How do you feel when someone tells you that you should or shouldn’t do something? Perhaps that someone is you and your internal dialogue or as is often the case it will be somebody else giving you a serve of “shoulds”.
I don’t know about you however, I don’t take too kindly to being should on – it’s akin to having someone preach to me from their moral high ground.
A couple of weeks ago I received a sales email from an internet marketing guy who had mailed out to their list with an invitation to join a training – well actually it was more a communication about what I “should” and “shouldn’t” be doing with lines four, five and six of the email starting with the following…
You shouldn’t …
You should…
And you should …
By now the hairs on the back of my neck were standing on end and with that after reading line six of the email I decided not to read on and subsequently unsubscribed from their mailing list.
As someone who has studied and trained in neuro-linguistics among other brain/mind communication modalities, I am well aware of the impact that words have on our neurology and subsequently our thinking, emotion, communication and behavior.
Language has a powerful and often not consciously recognized impact on our personal and professional lives including our holistic well-being and our ability to thrive, flourish and flow in all areas of life. It is important to be mindful of our language patterns.
As always, being a writer and doing my research, I checked out “should” in The Chambers Dictionary 12th edition where I found a loop back to “Shall” where there is a reference back to should and “shouldest or shouldst: orig expressing debt or moral obligation…” Are you getting the drift?
“Should” is a highly conditional and moral word and often peppered with guilt. “Shoulds” more often than not come with an unspoken condition or moral implication i.e. “You should do Yoga…”
The unspoken condition in the speakers mind might be something like – “Let’s face it those chakras of yours really need balancing” or it might be, “You might finally shift that fat” or “I think people will consider you to be cooler if you do…” These conditions are generally not communicated out loud.
Got one of those friends who frequently gives (unsolicited) advice on what you should and shouldn’t do? Cringe, smoke coming out of your ears and nostrils….. Here’s an appropriate response that will help them to be more mindful of their communication…
Friend: “You should…”
Response: “What will happen if I don’t?”
Friend: “You shouldn’t….”
Response: “What will happen if I do?”
As for those pesky politicians who come out and make statements like “All Australians should….”. Then there was the blog post I read around New Year that read, “Everyone should make …….their new year resolution”. My response to myself was “Everyone”? Who specifically? What if everyone i.e. the billions of human beings that inhabit the earth find the resolution a mismatch to their values? Wrong – enough of should – it’s time for you to should off.
To highlight the impact that language has on our lives below is an excerpt from a feature article I wrote for the then “She Australia” magazine in 2000 about life coaching including some info and insights about language.
Times may have changed yet language and its effects on our psyche and lives have not.

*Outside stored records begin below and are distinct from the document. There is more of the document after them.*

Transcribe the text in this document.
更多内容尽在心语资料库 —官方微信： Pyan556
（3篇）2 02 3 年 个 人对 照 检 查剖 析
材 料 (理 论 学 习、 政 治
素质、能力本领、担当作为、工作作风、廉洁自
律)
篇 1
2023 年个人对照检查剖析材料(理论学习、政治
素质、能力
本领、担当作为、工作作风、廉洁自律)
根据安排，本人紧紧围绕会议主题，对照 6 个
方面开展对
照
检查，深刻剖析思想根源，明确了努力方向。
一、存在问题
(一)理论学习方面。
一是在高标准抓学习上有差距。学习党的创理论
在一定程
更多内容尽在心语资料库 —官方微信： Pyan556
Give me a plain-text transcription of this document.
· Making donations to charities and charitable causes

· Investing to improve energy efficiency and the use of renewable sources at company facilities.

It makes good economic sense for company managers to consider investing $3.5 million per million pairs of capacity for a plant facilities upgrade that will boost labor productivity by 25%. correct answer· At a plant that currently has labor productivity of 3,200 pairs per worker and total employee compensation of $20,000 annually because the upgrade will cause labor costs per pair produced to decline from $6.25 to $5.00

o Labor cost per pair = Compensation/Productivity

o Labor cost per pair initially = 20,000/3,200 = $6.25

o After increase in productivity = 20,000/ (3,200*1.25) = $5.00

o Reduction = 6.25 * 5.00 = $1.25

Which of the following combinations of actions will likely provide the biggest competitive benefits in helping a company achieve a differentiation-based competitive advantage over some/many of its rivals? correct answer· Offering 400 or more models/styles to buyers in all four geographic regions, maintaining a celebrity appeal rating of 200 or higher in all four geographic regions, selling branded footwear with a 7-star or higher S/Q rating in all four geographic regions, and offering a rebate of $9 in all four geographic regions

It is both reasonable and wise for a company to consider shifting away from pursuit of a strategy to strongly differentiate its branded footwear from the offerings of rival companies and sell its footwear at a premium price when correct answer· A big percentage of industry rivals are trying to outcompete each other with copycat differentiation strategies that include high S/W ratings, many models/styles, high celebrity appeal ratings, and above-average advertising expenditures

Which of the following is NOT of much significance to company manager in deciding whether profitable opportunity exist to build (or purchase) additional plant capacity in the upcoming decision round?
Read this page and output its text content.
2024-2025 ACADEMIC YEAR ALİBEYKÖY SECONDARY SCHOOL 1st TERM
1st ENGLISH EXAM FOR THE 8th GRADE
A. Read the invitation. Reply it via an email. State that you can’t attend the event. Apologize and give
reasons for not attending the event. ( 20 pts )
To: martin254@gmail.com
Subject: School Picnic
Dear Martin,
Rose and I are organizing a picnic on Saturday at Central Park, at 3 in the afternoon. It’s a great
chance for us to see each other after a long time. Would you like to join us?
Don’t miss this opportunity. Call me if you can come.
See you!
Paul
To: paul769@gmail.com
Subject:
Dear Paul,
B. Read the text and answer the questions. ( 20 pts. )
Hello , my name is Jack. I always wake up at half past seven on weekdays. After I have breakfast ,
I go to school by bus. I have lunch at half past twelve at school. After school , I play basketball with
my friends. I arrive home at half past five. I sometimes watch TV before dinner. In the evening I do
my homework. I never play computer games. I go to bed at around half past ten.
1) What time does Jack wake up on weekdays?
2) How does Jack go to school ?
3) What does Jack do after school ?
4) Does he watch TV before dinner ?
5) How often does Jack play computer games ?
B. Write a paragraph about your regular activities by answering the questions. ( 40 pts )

Excerpt from “She Australia’ magazine 2000
Need a LIFE? GET A COACH? – By Louise Crosby
MIND YOUR LANGUAGE
“Thou shalt not say should to thyself or others. How many times have you said,” I should go to the gym”, or “I should be a better listener”? Should is a conditional word and saturated with guilt, so it’s time to exorcise should and other confidence killers like never and always (generalisations), but (the negator), just (the minimiser) and try (the defeatist) from your vocabulary. You can replace never and always with “rarely” and “often” and but with “and” or “however”. When you mind your language you change your mind, behaviour and then your outcomes.”
How could your model of the world and your life be different when you change your language patterns? Something to think about..
What do you think – Is it time for you to eliminate the words should and shouldn’t from your vocab and stop “shoulding” on yourself and others?